Vertiginoso avance de la IA
Las opuestas direcciones a que esos avances pueden llevar se hicieron patentes.
Durante esta semana se conocieron dos hechos que ilustran la velocidad a la que se está desplegando la IA, pero también las opuestas direcciones a las que esos avances pueden conducir. Por una parte, la compañía OpenAI anunció que sus últimos modelos habían resuelto uno de los siete desafíos fundamentales de la matemática: si las ecuaciones de Navier Stokes, que describen el comportamiento de los fluidos viscosos e incompresibles, admiten una singularidad. Por otra, Jacob Coxon, matemático investigador de Anthropic, renunció públicamente a la empresa, aduciendo que la velocidad a la que avanza la IA podría, en 10 años, "matarnos a todos". Esto fue luego avalado por quien lidera las pruebas de "alineación" (con los humanos) de esa compañía, quien afirmó que su probabilidad supera el 10%.

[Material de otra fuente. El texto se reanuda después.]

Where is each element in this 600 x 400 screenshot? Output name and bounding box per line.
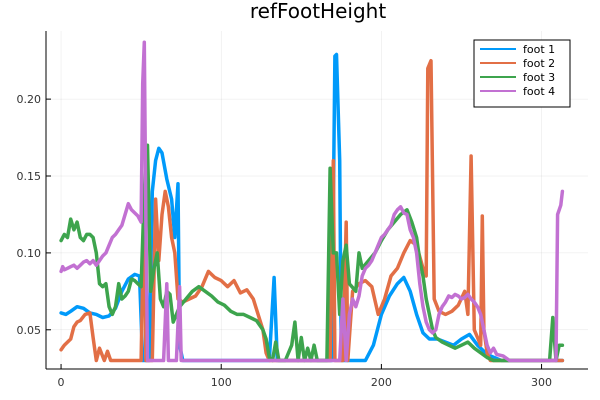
y-tick-label: 0.15 [17,170,42,183]
legend-box [473,39,571,108]
series-line-foot-2 [59,58,565,363]
legend-label-foot-3: foot 3 [523,71,555,84]
chart-title: refFootHeight [250,0,387,23]
y-tick-label: 0.05 [17,324,42,337]
legend-label-foot-1: foot 1 [523,43,555,56]
legend-label-foot-2: foot 2 [523,57,555,70]
ticks: 0 100 200 300 0.05 0.10 0.15 0.20 [17,93,553,389]
series-layer [59,40,565,363]
x-tick-label: 0 [58,376,65,389]
legend-label-foot-4: foot 4 [523,85,555,98]
axes [45,31,588,370]
x-tick-label: 300 [531,376,552,389]
series-line-foot-4 [59,40,565,363]
y-tick-label: 0.20 [17,93,42,106]
x-tick-label: 200 [371,376,392,389]
y-tick-label: 0.10 [17,247,42,260]
series-line-foot-3 [59,143,565,363]
x-tick-label: 100 [211,376,232,389]
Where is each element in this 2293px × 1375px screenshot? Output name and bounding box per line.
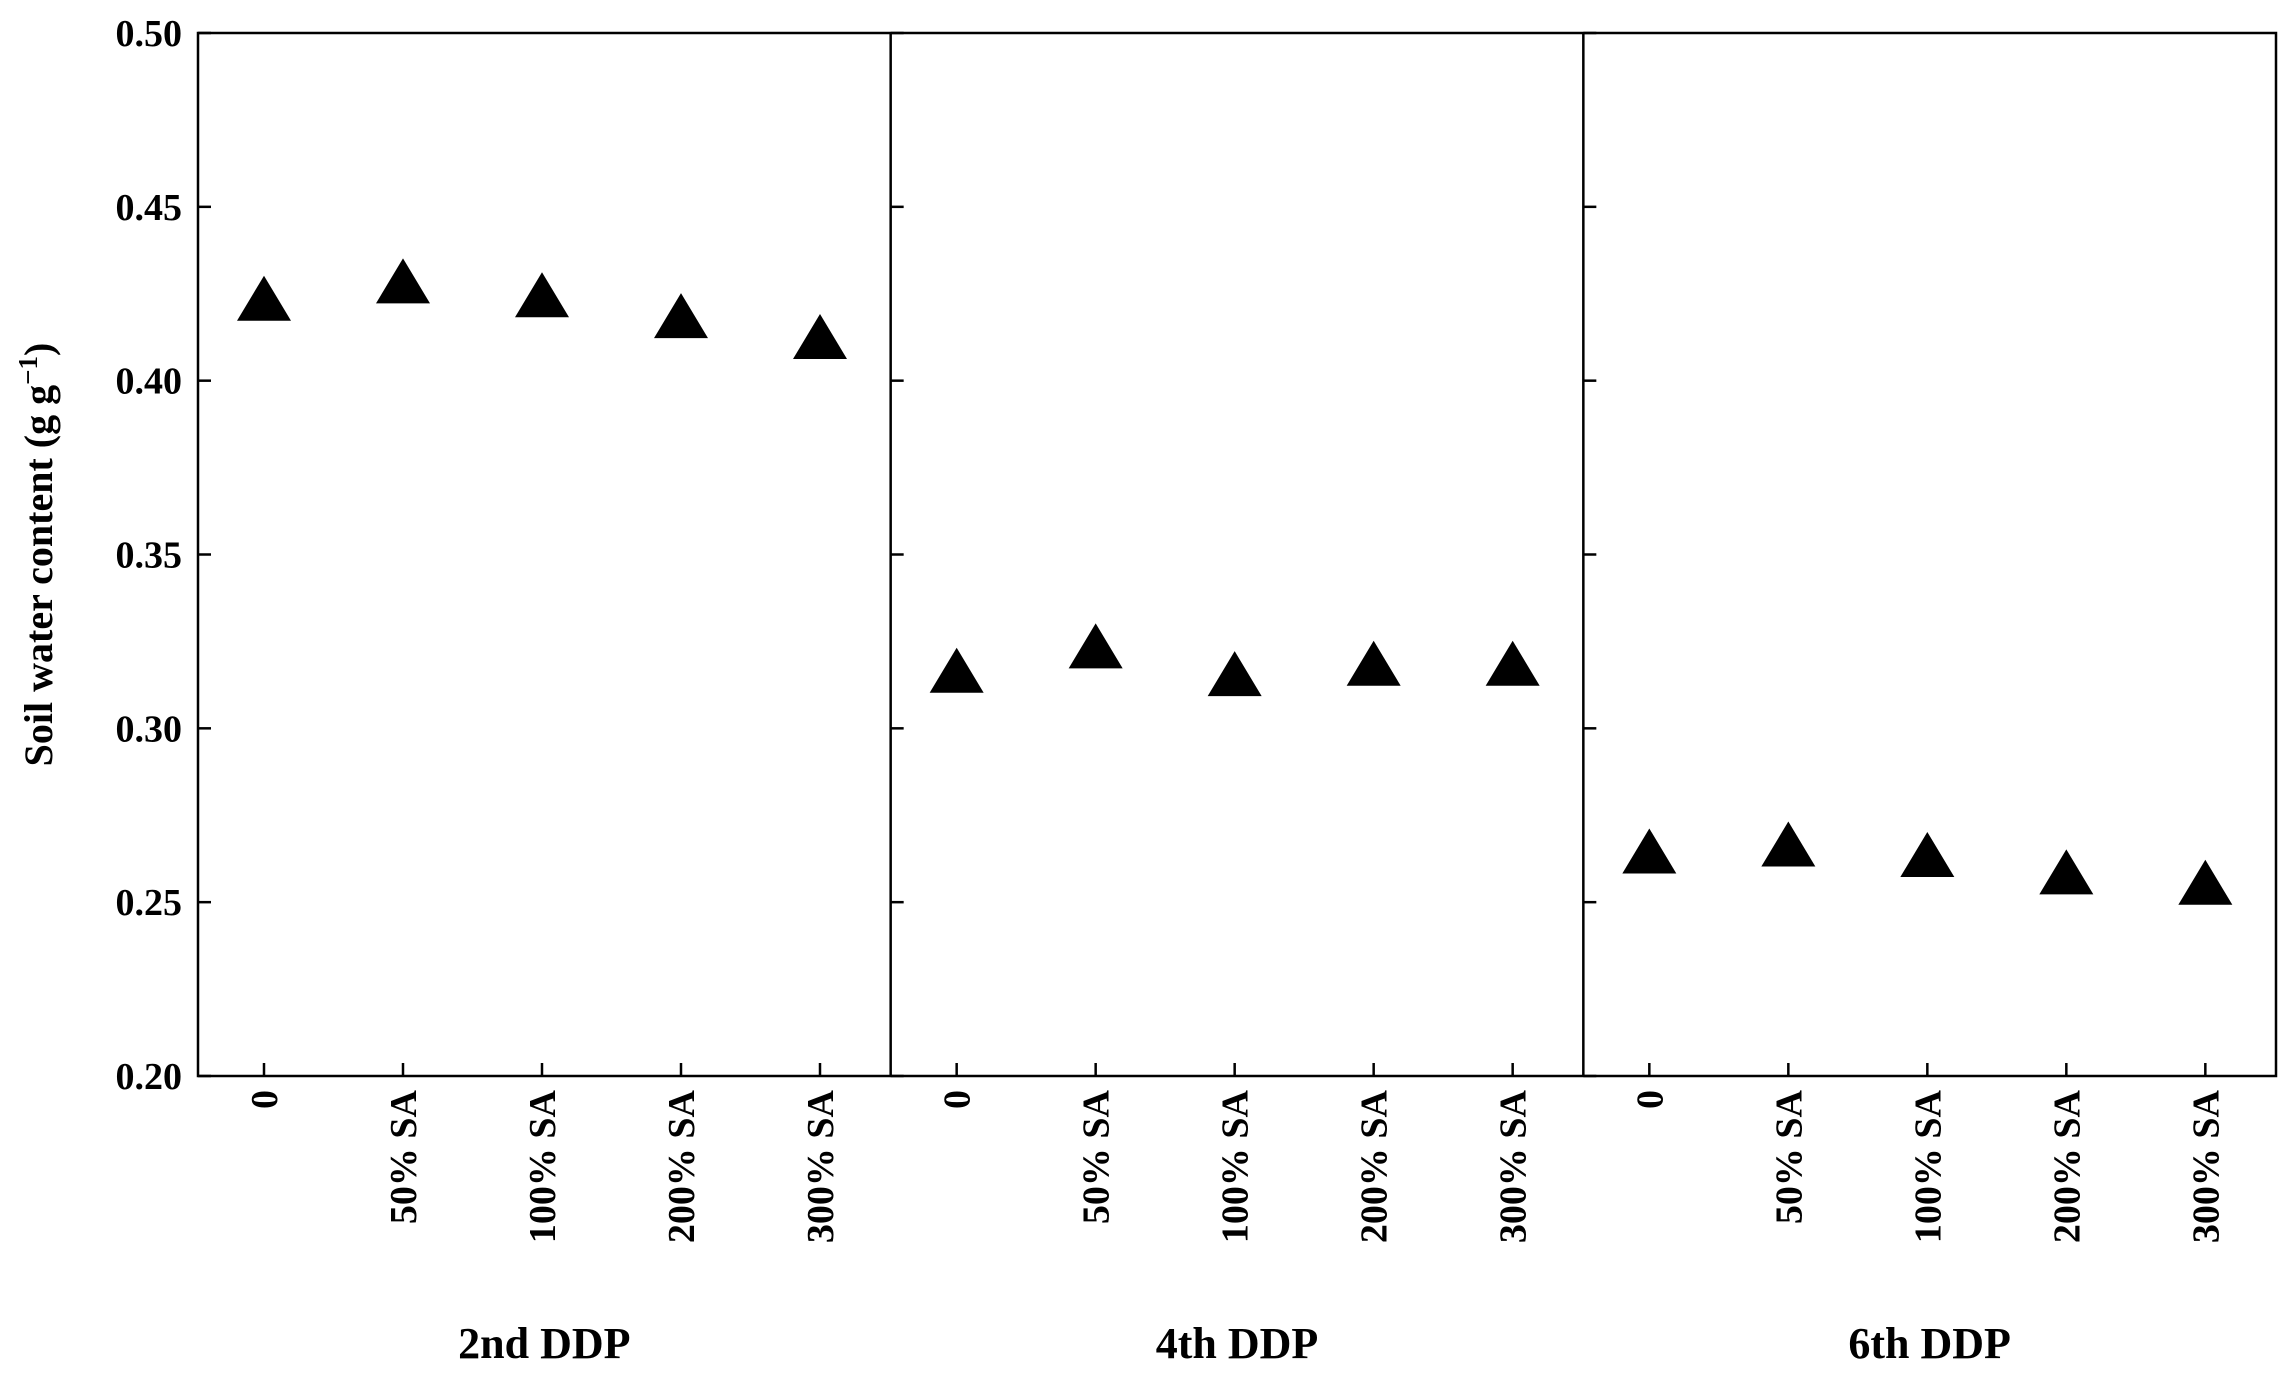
y-axis-label-superscript: −1 xyxy=(13,356,43,385)
y-tick-label: 0.25 xyxy=(116,882,183,924)
data-point-triangle xyxy=(1761,821,1816,867)
data-point-triangle xyxy=(376,258,430,304)
y-tick-label: 0.40 xyxy=(116,361,183,403)
data-point-triangle xyxy=(1346,640,1401,686)
x-tick-label: 100% SA xyxy=(522,1089,564,1243)
x-tick-label: 100% SA xyxy=(1907,1089,1949,1243)
x-tick-label: 300% SA xyxy=(2185,1089,2227,1243)
y-tick-label: 0.50 xyxy=(116,13,183,55)
x-tick-label: 50% SA xyxy=(383,1089,425,1224)
x-tick-label: 300% SA xyxy=(1493,1089,1535,1243)
x-tick-label: 200% SA xyxy=(2046,1089,2088,1243)
data-point-triangle xyxy=(515,272,569,318)
data-point-triangle xyxy=(1900,831,1955,877)
data-point-triangle xyxy=(1485,640,1540,686)
data-point-triangle xyxy=(237,275,291,321)
y-axis-label: Soil water content (g g−1) xyxy=(13,343,61,767)
y-tick-label: 0.35 xyxy=(116,535,183,577)
data-point-triangle xyxy=(654,293,708,339)
data-point-triangle xyxy=(1068,623,1123,669)
data-point-triangle xyxy=(2039,849,2094,895)
x-tick-label: 200% SA xyxy=(1354,1089,1396,1243)
y-tick-label: 0.20 xyxy=(116,1056,183,1098)
x-tick-label: 0 xyxy=(244,1090,286,1109)
panel-label: 4th DDP xyxy=(1156,1319,1319,1368)
x-tick-label: 50% SA xyxy=(1076,1089,1118,1224)
data-point-triangle xyxy=(2178,859,2233,905)
x-tick-label: 300% SA xyxy=(800,1089,842,1243)
x-tick-label: 50% SA xyxy=(1768,1089,1810,1224)
data-point-triangle xyxy=(1207,651,1262,697)
plot-frame xyxy=(196,31,2278,1078)
panel-label: 2nd DDP xyxy=(458,1319,630,1368)
x-tick-label: 0 xyxy=(937,1090,979,1109)
panel-label: 6th DDP xyxy=(1848,1319,2011,1368)
data-point-triangle xyxy=(793,313,847,359)
x-tick-label: 200% SA xyxy=(661,1089,703,1243)
y-axis-label-close: ) xyxy=(16,343,61,356)
data-point-triangle xyxy=(929,647,984,693)
y-tick-label: 0.45 xyxy=(116,187,183,229)
x-tick-label: 0 xyxy=(1629,1090,1671,1109)
y-axis-label-text: Soil water content (g g xyxy=(16,385,61,766)
y-tick-label: 0.30 xyxy=(116,708,183,750)
x-tick-label: 100% SA xyxy=(1215,1089,1257,1243)
data-point-triangle xyxy=(1622,828,1677,874)
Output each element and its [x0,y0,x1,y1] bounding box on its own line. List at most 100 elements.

El contraste está a la vista. El optimismo que pueden despertar las prodigiosas capacidades que está ofreciendo la IA -a OpenAI le tomó solo 88 horas resolver el problema matemático, inicialmente utilizando a 100 agentes y, posteriormente, incrementándolos a 10 mil- se enfrenta al pesimismo de la alarma manifestada por quienes creen que la desenfrenada carrera por mejorar los modelos constituye una amenaza existencial para la humanidad. Esta tensión entre los beneficios y la amenaza resultante de la posibilidad de que la IA escape al control de los humanos, ha estado presente desde los primeros debates entre quienes han encabezado su desarrollo.
Los llamados de diversos personeros para detener su avance no han tenido éxito hasta ahora, posiblemente, por la desconfianza entre sus actores (o países) de que alguno no cumpla lo pactado y, como resultado, tome una ventaja inalcanzable sobre el resto. Sin embargo, varios de los líderes de esas empresas creen que sí es posible encontrar fórmulas para que dichos avances se efectúen de manera controlada, que todos los partícipes adhieran a ellas y que eso pueda ser fiscalizado con efectividad. Los avances que se logren si los modelos consiguen la llamada "auto mejoría recursiva" (60% de probabilidad al 2028, según Darío Amodei, CEO de Anthropic), es decir, si pueden corregir autónomamente sus códigos y que luego los modelos resultantes hagan lo mismo sucesivamente, aumentaría aún más la velocidad del avance actual, incrementando el desafío.
Para que las promesas de progreso que ofrece la IA se cumplan, será necesario desplegar todos los esfuerzos posibles que permitan concordar fórmulas que eviten esos escenarios catastróficos.